CS: ... had come from South Africa back to New York. And he visited Erich Fromm. And he said he was very much interested in what he called the body. And Erich Fromm said, “If you are interested in the body you have to go and meet Charlotte Selver.” And so Perls came to me. And he was overwhelmed with the work. And I helped him, as a matter of fact, I helped him on, on – with second hand stores furnish his office in New York City and chose the curtains and helped him in many ways. And then in – otherwise he was coming to classes – not to classes, private sessions.

SLG: Yes.

CS: And he was overwhelmed, he wept. He actually wept. And he wanted me to work with his students always, before he would take them. And I said, “No, that you have to do yourself. I don’t want to do that.” Then he offered a big amount of money to my best student; this Teri Modlin, I think I have told you about her.

SLG: I don’t remember.

CS: And Teri also said no. And then he became my best enemy. And for years, for years we have – when we met in company, he had very big black eyes, he would stare at me and I would stare at him. No word, no sign of recognition, no greeting.

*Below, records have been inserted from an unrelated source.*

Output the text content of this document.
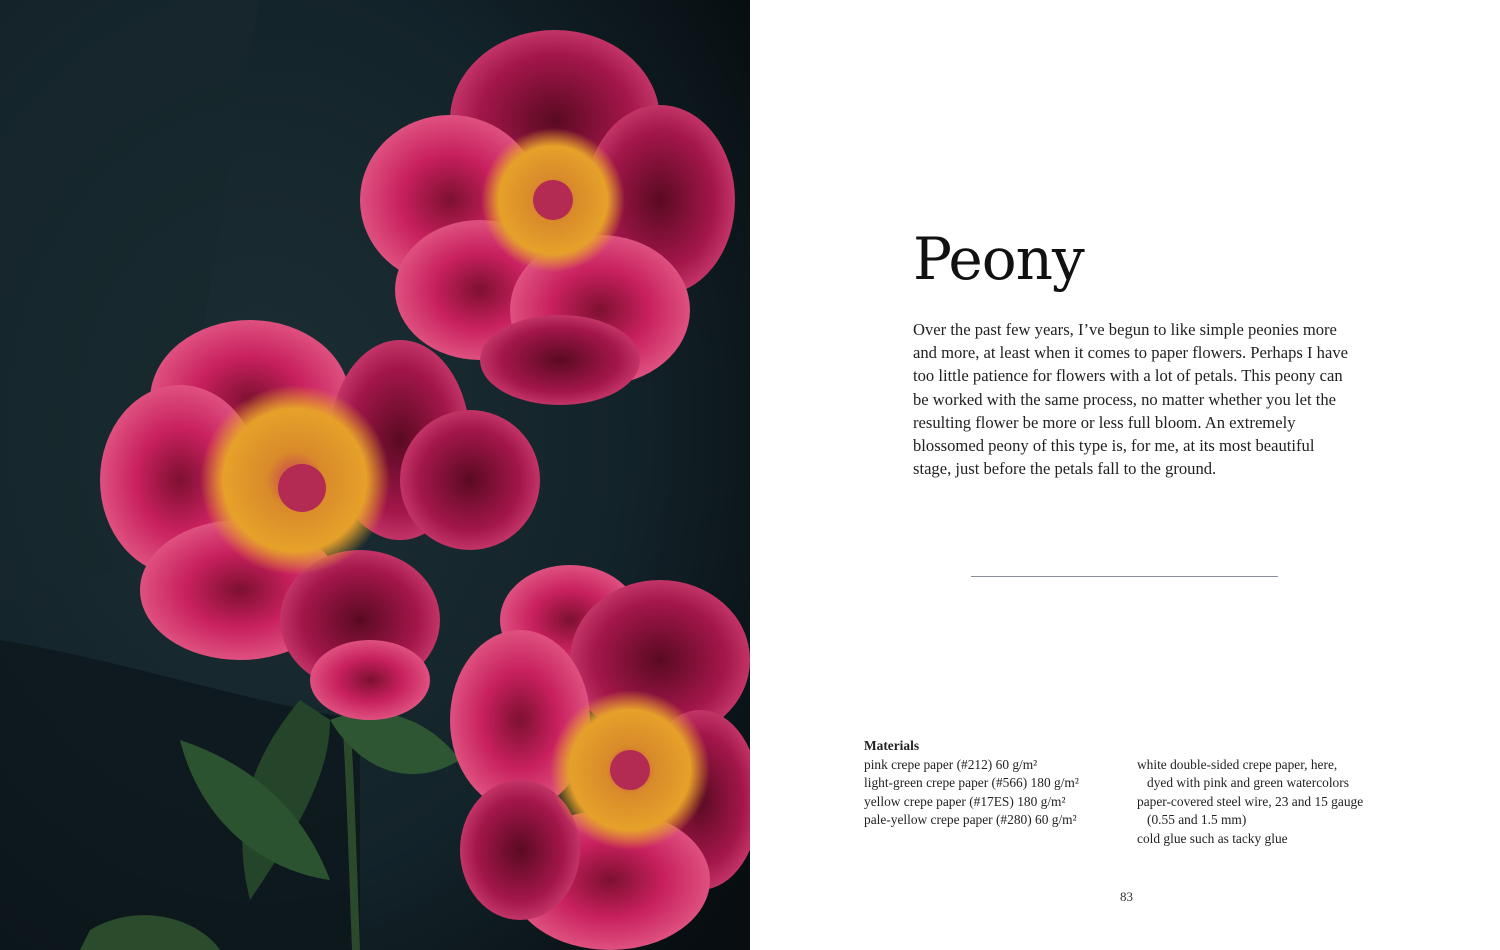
Peony

Over the past few years, I’ve begun to like simple peonies more and more, at least when it comes to paper flowers. Perhaps I have too little patience for flowers with a lot of petals. This peony can be worked with the same process, no matter whether you let the resulting flower be more or less full bloom. An extremely blossomed peony of this type is, for me, at its most beautiful stage, just before the petals fall to the ground.

Materials
pink crepe paper (#212) 60 g/m²
light-green crepe paper (#566) 180 g/m²
yellow crepe paper (#17ES) 180 g/m²
pale-yellow crepe paper (#280) 60 g/m²
white double-sided crepe paper, here,
dyed with pink and green watercolors
paper-covered steel wire, 23 and 15 gauge
(0.55 and 1.5 mm)
cold glue such as tacky glue
83
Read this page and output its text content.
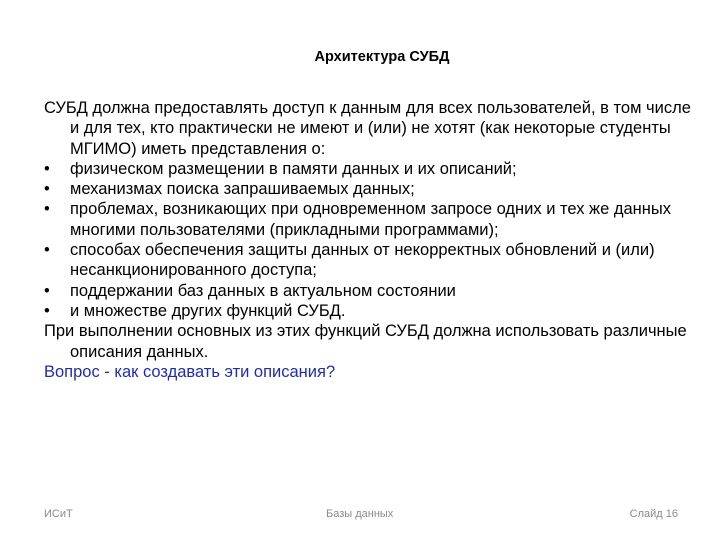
Архитектура СУБД

СУБД должна предоставлять доступ к данным для всех пользователей, в том числе и для тех, кто практически не имеют и (или) не хотят (как некоторые студенты МГИМО) иметь представления о:

•	физическом размещении в памяти данных и их описаний;
•	механизмах поиска запрашиваемых данных;
•	проблемах, возникающих при одновременном запросе одних и тех же данных многими пользователями (прикладными программами);
•	способах обеспечения защиты данных от некорректных обновлений и (или) несанкционированного доступа;
•	поддержании баз данных в актуальном состоянии
•	и множестве других функций СУБД.

При выполнении основных из этих функций СУБД должна использовать различные описания данных.

Вопрос - как создавать эти описания?

ИСиТ	Базы данных	Слайд 16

SLG: Because of that he was so angry?

CS: He was so angry. So … then, much later, when Esalen was started, we became friends again. He made such remarks [inaudible]: You – he said to me: “You have trouble with hearing? Go to Charlotte Selver! She will help you.” He was a beast. Besides that he had everybody in his bed. Not me!

CS: They would say: “Fritz is still the best kisser!”

SLG: Ohhh.

CS: He had such [inaudible] lips, you know. Just to think of him kissing was horrible for me.